Matthew Maher and Jaygann Ayeh in ‘The Flick’. Photo by Mark Douet
‘The Flick’ was a sell-out and my expectations were high. I did a bit of research and was excited for humour, heartbreak and a few home truths explored through the lives of three underpaid employees at a run-down cinema screen in Massachusetts.
It was a slow starter with Sam (Matthew Maher) showing Avery (Jaygann Ayeh) the ropes on clearing the cinema of popcorn and fizzy drinks after the showing. Exciting stuff. I love feeling as if am ‘in’ the play and the director, Sam Gold, did an excellent job of breaking down the fourth wall. So the slow start was a good start and I was ready for more. Life isn’t always fun and Gold wanted his audience to appreciate this.
We did get to know the characters as the play developed, however this wasn’t until the end of the first half and by this point I was hoping for a bit of speed. I felt empathetic towards Sam and Rose (Louise Krause), who both felt a bit out of place in the world. The elongated and awkward silences made sense as their personalities were revealed, and I was feeling positive about the second half, because there’s no point in being pessimistic, right?
The second half continued with random sparks of comedy resulting in outbursts of laughter, but the lack of pace prevented it from being a comedy. We saw the relationship between Rose and Avery develop but still I found it hard to connect with the characters, Gold simply didn’t allow it. I was giving up on optimism and had begun to accept that I wasn’t going to get much more from this play.
The motives of ‘The Flick’ became clear when I took a moment to read the programme; a desire to inform the audience of the importance of film, and the strong influence that ‘Avatar’ had on digital cinema after being released in 2009. It’s only a shame that this aspect was shown through Avery as an obsession, rather than being an issue in society.

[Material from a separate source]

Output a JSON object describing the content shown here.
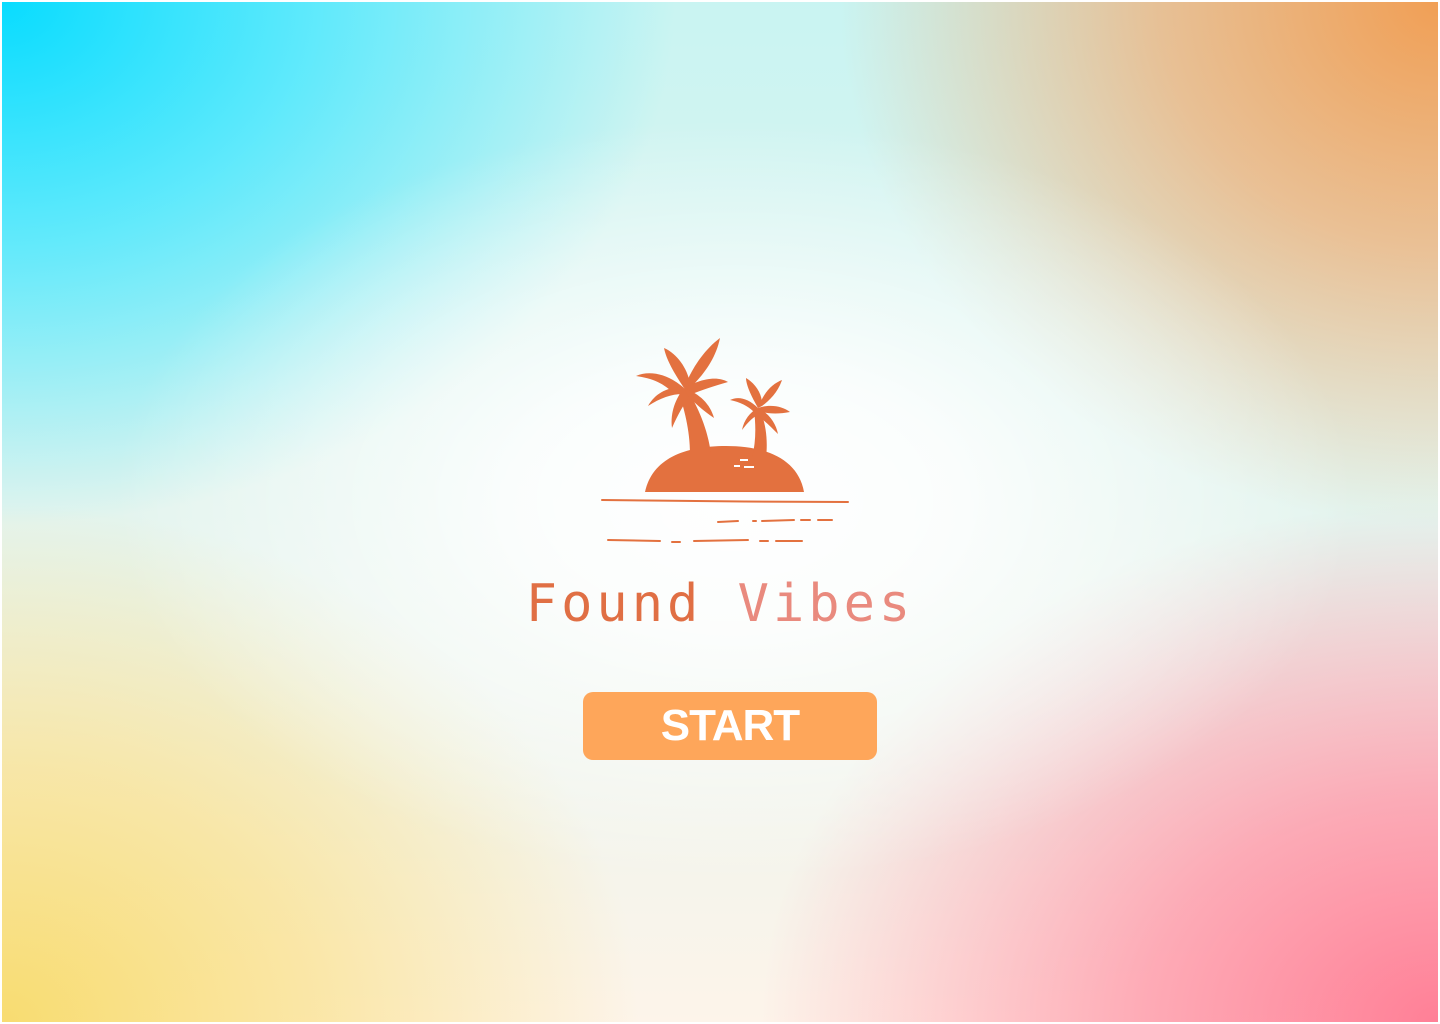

So, to conclude, was it funny? Yes. Was it entertaining? Not so much. ‘The Flick’ had so much scope for exploration of the characters and themes such as depression, relationships and aspirations. Unfortunately, it was almost painful to see that Gold touched the surface but refused to dive in. The National still remains my favourite theatre though, and I will be heading back in a few weeks to see the renowned ‘Les Blancs’.